*
Sevsene Beni - Yedinci Ev
U T K U D E M İ R
Bade'nin burnunun tam ucunda bir çil vardı. Çok fazla belli olmayan, açık renkli, küçük bir çil. O çile bakmak çok hoşuma gidiyordu. Tıpkı Bade'nin yüzündeki herhangi bir noktaya bakmak gibi ama o çilin minik bir farkı vardı. Ne zaman Bade'ye baksam bakışlarım gözlerinden bile önce o çile değiyordu.
Burnun tam ucunda.
Parmağımı uzatıp o çile dokunmak istiyordum ve sıkıcı bir toplantının sonlarına gelirken o çili düşünüyordum. O çili. İri yeşil gözleri. O gözleri çevreleyen gür kirpikleri.
Bade'yi.
Huzurlu bir düşünceydi. Dağınık zihnim onu düşündüğümde tek bir noktaya odaklanmayı başarabiliyordu. Endişelerim biraz mola veriyordu. Bade'yi düşündüğümde düşündüğüm tek şey o oluyordu. Bu güzel bir histi. Sakinleştiriciydi. Yalnız kalmadığım bir sessizliği anımsatıyordu. Tıpkı Bade'yle salonda geçirdiğimiz akşamlar gibi. Bir şeyler okurken başımı hafifçe kaldırdığımda onu görmem gibi. Omzumda uyuyakalması gibi.
Kendi kendime gülümsediğimi ancak Destan adımı seslendiğinde ve beni düşüncelerimin arasından çekip çıkardığında fark ettim. Hızlıca kendimi toparlasam da suratımdaki o ifadeyle kuzenime çoktan yakalandığımı biliyordum. Göz göze geldiğimizde bana bastırmakta zorluk çektiği bir gülümsemeyle bakıp "Eklemek istediğiniz bir şey var mı Utku Bey?" diye sordu.

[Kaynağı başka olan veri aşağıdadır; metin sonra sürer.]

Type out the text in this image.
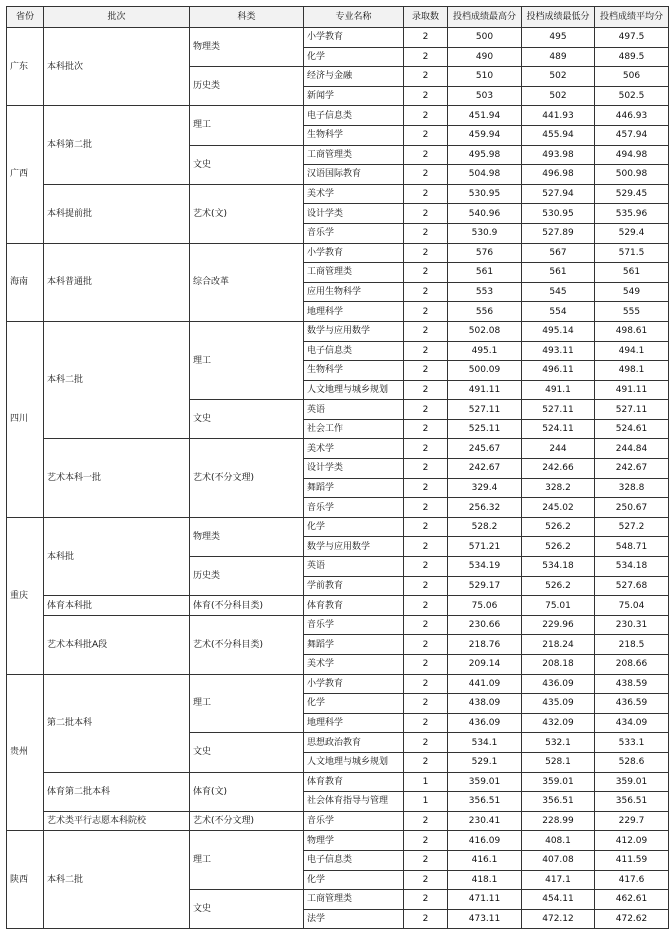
省份	批次	科类	专业名称	录取数	投档成绩最高分	投档成绩最低分	投档成绩平均分
广东	本科批次	物理类	小学教育	2	500	495	497.5
			化学	2	490	489	489.5
		历史类	经济与金融	2	510	502	506
			新闻学	2	503	502	502.5
广西	本科第二批	理工	电子信息类	2	451.94	441.93	446.93
			生物科学	2	459.94	455.94	457.94
		文史	工商管理类	2	495.98	493.98	494.98
			汉语国际教育	2	504.98	496.98	500.98
	本科提前批	艺术(文)	美术学	2	530.95	527.94	529.45
			设计学类	2	540.96	530.95	535.96
			音乐学	2	530.9	527.89	529.4
海南	本科普通批	综合改革	小学教育	2	576	567	571.5
			工商管理类	2	561	561	561
			应用生物科学	2	553	545	549
			地理科学	2	556	554	555
四川	本科二批	理工	数学与应用数学	2	502.08	495.14	498.61
			电子信息类	2	495.1	493.11	494.1
			生物科学	2	500.09	496.11	498.1
			人文地理与城乡规划	2	491.11	491.1	491.11
		文史	英语	2	527.11	527.11	527.11
			社会工作	2	525.11	524.11	524.61
	艺术本科一批	艺术(不分文理)	美术学	2	245.67	244	244.84
			设计学类	2	242.67	242.66	242.67
			舞蹈学	2	329.4	328.2	328.8
			音乐学	2	256.32	245.02	250.67
重庆	本科批	物理类	化学	2	528.2	526.2	527.2
			数学与应用数学	2	571.21	526.2	548.71
		历史类	英语	2	534.19	534.18	534.18
			学前教育	2	529.17	526.2	527.68
	体育本科批	体育(不分科目类)	体育教育	2	75.06	75.01	75.04
	艺术本科批A段	艺术(不分科目类)	音乐学	2	230.66	229.96	230.31
			舞蹈学	2	218.76	218.24	218.5
			美术学	2	209.14	208.18	208.66
贵州	第二批本科	理工	小学教育	2	441.09	436.09	438.59
			化学	2	438.09	435.09	436.59
			地理科学	2	436.09	432.09	434.09
		文史	思想政治教育	2	534.1	532.1	533.1
			人文地理与城乡规划	2	529.1	528.1	528.6
	体育第二批本科	体育(文)	体育教育	1	359.01	359.01	359.01
			社会体育指导与管理	1	356.51	356.51	356.51
	艺术类平行志愿本科院校	艺术(不分文理)	音乐学	2	230.41	228.99	229.7
陕西	本科二批	理工	物理学	2	416.09	408.1	412.09
			电子信息类	2	416.1	407.08	411.59
			化学	2	418.1	417.1	417.6
		文史	工商管理类	2	471.11	454.11	462.61
			法学	2	473.11	472.12	472.62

Bu yalnızca bir aylık değerlendirme toplantısıydı ve tartışacak çok büyük meselelerimiz yoktu. O yüzden çekinmeden "Hayır." dedim. "Söylediğiniz her şeye katılıyorum Destan Bey."
Kuzenim aniden genişçe sırıttı. Birlikte geçirdiğimiz yılların ardından onun zafer gülümsemesini elbette tanıyordum. Bir tuzağa düştüğüme dair şüphelerim uyanırken tek kaşımı kaldırarak Destan'a baktım.
"Harika." dedi keyifle. "İngiltere'den gelecek misafirlerimizi Utku Bey ağırlıyor, sunumu ben ve ekibim hazırlıyoruz ve önümüzdeki hafta sonu hep birlikte bir kutlama yemeği yiyoruz."
Yüzümde donup kalmış bir gülümsemeyle kuzenime baktım, gözlerimi birkaç defa ağır ağır kırpıştırdım, ardından "Müthiş." dedim. Sesim dişlerimin arasından zorlukla sıyrılarak çıkmıştı. Destan ondan bunun öcünü mutlaka alacağımı biliyordu ama gözlerime yerleştirdiğim ifadeyle bunu iyice anlamasını sağladım.
"O zaman artık dağılabiliriz. Teşekkürler arkadaşlar."
Destan'ın bu sözlerinin ardından toplantı odası yavaş yavaş boşalmaya başladı. Ben yerimden kımıldamadım, Destan da öyle. Herkesin ayrılmasını bekledik ve nihayet son çalışan da toplantı odasını terk ettiğinde Destan'a "Hainsin." dedim.
ŞİMDİ OKUDUĞUN
Nar Çiçeği
Romance"Salonumda baygın bir kadın yatıyor." Mevcut durumu özetlemek için en doğru yol bu muydu, bilmiyordum. Ama dağınıklıktan nefret eden, buna rağmen en ufak bir stres anında hızla dağılan zihnimin içinde olan biteni özetleyen en mantıklı kelime grubu b...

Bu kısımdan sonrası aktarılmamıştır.